Antagonists of vitamin K: initiation of therapy or an increase in the dose of ROSUKRLD ® in patients receiving simultaneously vitamin K antagonists (for example, warfarin), can lead to an increase in the International Normalized Relationship (MHO). The cancellation or reduction of the dose of ROSUKARD® can lead to a decrease MHO. In such cases, control is recommended M1IO.
Oral contraceptives / hormone replacement therapy: simultaneous use of rosuvastatin and oral contraceptives increases AUFROM ethinylestradiol and AUC norgestrel by 26% and 34%, respectively.Such an increase in plasma concentration should be taken into account when choosing a dose of oral contraceptives.

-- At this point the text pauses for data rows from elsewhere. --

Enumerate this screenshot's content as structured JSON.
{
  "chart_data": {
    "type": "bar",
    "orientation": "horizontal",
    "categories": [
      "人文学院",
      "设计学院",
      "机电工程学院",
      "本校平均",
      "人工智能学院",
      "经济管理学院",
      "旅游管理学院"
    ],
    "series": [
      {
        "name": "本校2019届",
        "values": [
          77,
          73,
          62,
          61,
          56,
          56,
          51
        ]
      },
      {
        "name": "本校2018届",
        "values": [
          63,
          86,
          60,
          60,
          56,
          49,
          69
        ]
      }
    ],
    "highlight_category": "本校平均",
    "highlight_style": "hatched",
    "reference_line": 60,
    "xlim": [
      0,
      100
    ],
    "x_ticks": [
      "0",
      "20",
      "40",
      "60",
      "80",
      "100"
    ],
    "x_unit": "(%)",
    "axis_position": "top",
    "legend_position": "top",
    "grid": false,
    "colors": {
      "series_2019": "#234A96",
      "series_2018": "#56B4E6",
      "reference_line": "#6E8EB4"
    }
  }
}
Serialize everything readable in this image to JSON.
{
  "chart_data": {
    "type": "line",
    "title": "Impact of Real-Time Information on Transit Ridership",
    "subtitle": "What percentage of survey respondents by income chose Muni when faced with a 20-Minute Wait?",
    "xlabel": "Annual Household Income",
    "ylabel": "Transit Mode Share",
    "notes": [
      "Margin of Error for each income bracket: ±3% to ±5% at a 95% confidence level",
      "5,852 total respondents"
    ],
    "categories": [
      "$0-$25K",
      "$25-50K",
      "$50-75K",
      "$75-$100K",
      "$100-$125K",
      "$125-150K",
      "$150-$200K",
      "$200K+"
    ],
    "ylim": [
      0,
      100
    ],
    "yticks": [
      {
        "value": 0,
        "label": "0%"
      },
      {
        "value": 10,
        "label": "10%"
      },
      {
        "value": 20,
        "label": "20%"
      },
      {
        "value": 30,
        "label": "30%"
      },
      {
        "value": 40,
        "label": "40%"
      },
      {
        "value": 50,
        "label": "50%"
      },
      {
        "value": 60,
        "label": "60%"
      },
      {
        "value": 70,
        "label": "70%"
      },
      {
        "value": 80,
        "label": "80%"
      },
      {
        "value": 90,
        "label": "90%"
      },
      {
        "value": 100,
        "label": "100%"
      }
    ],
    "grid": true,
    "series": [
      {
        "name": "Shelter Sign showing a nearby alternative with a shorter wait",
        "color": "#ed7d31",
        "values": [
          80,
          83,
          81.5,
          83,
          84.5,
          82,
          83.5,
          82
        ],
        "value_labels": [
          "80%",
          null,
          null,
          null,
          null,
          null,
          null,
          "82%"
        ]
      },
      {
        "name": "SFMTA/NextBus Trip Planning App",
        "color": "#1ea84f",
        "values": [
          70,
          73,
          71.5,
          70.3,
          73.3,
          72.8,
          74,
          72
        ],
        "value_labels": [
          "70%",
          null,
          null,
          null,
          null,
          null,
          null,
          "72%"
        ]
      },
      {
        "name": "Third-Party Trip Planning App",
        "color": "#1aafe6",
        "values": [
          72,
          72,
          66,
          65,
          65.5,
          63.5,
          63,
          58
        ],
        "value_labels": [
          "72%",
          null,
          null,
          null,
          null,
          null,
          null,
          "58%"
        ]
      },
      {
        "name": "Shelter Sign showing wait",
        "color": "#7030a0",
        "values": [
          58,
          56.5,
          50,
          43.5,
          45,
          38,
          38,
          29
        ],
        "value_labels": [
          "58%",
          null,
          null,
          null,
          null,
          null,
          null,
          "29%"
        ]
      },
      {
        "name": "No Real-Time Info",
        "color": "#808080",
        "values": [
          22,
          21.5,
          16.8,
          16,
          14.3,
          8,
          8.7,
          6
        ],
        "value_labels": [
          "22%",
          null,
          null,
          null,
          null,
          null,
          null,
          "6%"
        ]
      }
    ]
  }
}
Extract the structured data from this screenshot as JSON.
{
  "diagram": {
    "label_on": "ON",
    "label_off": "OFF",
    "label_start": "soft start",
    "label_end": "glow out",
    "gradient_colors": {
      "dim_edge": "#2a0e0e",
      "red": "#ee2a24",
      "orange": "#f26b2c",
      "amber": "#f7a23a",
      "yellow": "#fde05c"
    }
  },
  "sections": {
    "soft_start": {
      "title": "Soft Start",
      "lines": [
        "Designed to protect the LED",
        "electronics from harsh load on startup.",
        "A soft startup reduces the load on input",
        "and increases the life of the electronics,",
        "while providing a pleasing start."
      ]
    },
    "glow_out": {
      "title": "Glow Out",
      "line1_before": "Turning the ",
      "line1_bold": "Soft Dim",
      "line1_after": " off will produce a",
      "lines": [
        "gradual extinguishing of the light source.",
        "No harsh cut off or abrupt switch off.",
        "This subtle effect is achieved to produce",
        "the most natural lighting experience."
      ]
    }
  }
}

Pharmacokinetic data on the simultaneous use of the drug ROSUKARD® and hormone replacement therapy are absent, therefore, it is impossible to exclude a similar effect when using this combination. However, this combination was widely used during clinical trials and was well tolerated by patients.
Other medicines: no clinically significant interaction between rosuvastatin and digoxin is expected.